Der wirtschaftliche Abschwung dürfte nach Münchaus Einschätzung lange anhalten. "Die AfD hat jetzt bereits etwa 20 Prozent, Die Linke und das Bündnis Sahra Wagenknecht kommen zusammen auf 12 bis 15 Prozent. Bei der nächsten Wahl könnten die Flügelparteien auf 40 bis 50 Prozent steigen", warnt er.

Fokus verschiebt sich auf Migration

Während die etablierten Parteien weiter mit Schuldzuweisungen beschäftigt sind – sei es die Covid-19-Pandemie oder der Ukraine-Krieg – bleibt die Reformdebatte aus. Viele wünschen sich lieber eine Zeit zurück, in der billiges Gas aus Russland über Nord Stream floss und der Handel mit Russland florierte.

Gleichzeitig beobachtet Münchau, wie sich der politische Fokus in Richtung Migration verschiebt – getrieben von den jüngsten Terroranschlägen und den anhaltenden Diskussionen um Grenzkontrollen. Dadurch droht ein fundamentaler Bruch mit dem Schengen-Abkommen und der Idee offener Grenzen in Europa.

Innovationsdefizit und Kapitalmangel

Ein weiteres Problem, das Münchau umtreibt, ist das Innovationsdefizit. "Deutschland hat die digitale Revolution nie ernst genommen. Elektroautos galten als etwas für Mädchen. Die deutschen Autobauer machen einfache Dinge unnötig kompliziert, während Tesla oder Apple komplexe Dinge intuitiv und einfach gestalten."

Auch der Mangel an Wagniskapital hemmt Deutschland. "Selbst wenn Gründern erfolgreiche Startups gelingen, wachsen sie in Deutschland nicht weiter, weil Kapital fehlt. Der Kapitalmarkt ist massiv unterentwickelt, aber niemand spricht darüber, schon gar nicht im Wahlkampf."

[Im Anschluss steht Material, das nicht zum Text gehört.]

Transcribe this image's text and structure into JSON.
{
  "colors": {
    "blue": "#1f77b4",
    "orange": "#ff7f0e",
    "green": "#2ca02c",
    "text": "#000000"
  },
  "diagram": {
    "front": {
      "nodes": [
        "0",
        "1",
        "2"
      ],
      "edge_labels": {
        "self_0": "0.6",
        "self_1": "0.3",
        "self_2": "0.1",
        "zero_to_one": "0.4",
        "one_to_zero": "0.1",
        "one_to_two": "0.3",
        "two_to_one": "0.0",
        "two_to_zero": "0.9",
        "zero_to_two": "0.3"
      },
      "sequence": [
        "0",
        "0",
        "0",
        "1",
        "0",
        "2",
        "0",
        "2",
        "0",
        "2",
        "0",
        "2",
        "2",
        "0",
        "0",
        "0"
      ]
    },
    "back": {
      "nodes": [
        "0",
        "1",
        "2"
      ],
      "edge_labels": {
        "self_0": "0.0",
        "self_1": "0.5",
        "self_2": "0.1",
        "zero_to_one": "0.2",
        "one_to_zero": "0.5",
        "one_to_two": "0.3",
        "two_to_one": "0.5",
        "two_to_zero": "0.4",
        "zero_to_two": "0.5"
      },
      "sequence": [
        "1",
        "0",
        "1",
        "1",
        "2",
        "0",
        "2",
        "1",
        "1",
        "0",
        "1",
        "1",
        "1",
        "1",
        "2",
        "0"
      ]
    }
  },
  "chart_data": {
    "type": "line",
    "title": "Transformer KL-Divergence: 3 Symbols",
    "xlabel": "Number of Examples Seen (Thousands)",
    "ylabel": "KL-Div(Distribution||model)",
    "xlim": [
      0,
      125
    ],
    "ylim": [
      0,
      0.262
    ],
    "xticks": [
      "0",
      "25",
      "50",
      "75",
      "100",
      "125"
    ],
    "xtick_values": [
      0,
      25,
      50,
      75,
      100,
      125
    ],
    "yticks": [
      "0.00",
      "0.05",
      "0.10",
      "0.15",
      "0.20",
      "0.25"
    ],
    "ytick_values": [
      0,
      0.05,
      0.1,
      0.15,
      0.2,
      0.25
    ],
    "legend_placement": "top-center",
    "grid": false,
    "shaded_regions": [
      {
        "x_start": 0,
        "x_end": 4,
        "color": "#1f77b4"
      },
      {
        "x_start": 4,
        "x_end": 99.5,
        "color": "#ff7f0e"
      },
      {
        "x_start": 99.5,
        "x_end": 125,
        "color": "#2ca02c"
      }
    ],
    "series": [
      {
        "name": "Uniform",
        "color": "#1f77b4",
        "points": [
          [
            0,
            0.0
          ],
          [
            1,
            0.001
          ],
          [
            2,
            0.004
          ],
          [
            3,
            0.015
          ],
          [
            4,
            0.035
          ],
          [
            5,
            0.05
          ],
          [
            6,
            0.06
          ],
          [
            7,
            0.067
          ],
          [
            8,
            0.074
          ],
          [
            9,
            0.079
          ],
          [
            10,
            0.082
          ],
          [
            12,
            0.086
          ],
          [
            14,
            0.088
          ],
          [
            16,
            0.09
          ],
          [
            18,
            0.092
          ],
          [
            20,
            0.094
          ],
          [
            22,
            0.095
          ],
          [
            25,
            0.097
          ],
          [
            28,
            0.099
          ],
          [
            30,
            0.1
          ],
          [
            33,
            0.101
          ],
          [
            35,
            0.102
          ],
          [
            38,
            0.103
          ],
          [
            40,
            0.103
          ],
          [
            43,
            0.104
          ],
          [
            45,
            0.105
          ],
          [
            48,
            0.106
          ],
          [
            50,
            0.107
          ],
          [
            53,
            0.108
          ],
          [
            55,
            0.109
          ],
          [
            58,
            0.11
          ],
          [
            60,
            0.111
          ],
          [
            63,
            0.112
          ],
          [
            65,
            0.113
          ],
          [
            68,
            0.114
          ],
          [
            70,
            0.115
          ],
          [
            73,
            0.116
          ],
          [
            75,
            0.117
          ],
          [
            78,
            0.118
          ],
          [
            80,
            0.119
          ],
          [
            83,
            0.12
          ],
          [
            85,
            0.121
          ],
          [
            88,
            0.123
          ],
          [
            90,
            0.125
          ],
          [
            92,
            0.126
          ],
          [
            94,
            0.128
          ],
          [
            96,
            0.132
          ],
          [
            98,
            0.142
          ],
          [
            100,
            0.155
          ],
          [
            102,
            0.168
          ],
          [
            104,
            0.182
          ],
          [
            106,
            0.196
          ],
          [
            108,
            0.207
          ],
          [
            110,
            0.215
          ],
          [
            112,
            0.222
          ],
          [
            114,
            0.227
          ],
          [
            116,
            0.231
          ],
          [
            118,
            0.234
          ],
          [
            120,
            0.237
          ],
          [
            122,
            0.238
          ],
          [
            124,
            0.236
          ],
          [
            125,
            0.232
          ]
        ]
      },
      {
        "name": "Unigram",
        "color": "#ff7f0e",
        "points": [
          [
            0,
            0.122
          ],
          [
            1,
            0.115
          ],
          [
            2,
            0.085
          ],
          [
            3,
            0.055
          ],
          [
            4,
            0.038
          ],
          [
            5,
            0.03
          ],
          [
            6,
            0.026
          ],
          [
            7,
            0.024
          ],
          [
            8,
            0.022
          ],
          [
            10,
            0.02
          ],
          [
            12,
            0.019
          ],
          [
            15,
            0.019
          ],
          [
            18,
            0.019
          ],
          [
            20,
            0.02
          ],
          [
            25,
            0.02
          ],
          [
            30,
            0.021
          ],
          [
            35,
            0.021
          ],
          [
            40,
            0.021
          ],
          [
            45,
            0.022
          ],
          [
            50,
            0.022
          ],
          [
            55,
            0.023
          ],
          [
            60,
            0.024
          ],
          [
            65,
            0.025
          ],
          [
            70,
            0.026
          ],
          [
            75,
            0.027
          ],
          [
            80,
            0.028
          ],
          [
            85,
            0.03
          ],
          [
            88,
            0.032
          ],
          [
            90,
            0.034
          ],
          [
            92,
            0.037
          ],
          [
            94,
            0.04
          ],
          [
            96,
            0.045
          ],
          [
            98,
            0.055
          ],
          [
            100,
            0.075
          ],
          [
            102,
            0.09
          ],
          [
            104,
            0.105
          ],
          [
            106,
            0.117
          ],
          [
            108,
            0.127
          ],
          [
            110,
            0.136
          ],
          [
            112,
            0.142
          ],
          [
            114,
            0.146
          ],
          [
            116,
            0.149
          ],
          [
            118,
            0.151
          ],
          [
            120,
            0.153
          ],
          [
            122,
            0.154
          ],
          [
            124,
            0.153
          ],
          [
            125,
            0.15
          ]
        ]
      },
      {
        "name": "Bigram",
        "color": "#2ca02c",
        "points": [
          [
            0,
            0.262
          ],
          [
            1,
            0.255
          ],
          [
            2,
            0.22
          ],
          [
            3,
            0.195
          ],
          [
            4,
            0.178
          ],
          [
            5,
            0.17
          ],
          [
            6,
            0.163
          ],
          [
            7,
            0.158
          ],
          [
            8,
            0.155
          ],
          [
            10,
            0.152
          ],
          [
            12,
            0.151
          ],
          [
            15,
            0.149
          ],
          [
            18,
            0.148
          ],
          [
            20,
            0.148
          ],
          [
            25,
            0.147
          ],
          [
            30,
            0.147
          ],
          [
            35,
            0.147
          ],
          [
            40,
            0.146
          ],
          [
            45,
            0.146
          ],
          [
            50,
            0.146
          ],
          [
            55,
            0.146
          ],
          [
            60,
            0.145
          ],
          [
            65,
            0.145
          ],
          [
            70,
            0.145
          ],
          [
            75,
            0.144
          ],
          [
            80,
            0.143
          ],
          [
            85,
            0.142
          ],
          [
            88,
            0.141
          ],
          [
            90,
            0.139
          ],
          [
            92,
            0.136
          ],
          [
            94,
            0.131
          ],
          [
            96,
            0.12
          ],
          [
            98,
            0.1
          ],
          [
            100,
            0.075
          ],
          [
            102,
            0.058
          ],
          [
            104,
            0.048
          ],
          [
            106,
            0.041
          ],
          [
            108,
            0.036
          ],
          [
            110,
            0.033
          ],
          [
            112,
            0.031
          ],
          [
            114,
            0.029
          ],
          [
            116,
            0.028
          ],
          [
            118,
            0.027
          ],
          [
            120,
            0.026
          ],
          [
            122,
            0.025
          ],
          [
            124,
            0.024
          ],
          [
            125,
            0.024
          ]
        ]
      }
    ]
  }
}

Für Münchau sind die strukturellen Probleme so tiefgreifend, dass es Jahre dauern wird, sie zu lösen. Das erklärt auch, warum sein Buch "Kaputt" erst jetzt ins Deutsche übersetzt wird – und warum die deutsche Politik bislang kaum Notiz davon genommen hat.

"Deutschland ist ein extrem veränderungsresistentes Land", sagt Münchau. Eine echte Erneuerung würde nicht nur eine Reform der Finanzstrukturen erfordern, sondern auch eine Marktöffnung und eine Abkehr von der tief verwurzelten Industriepolitik. "Doch die politische Klasse scheint dazu nicht bereit zu sein. Und solange das so bleibt, wird Deutschland weiter abrutschen."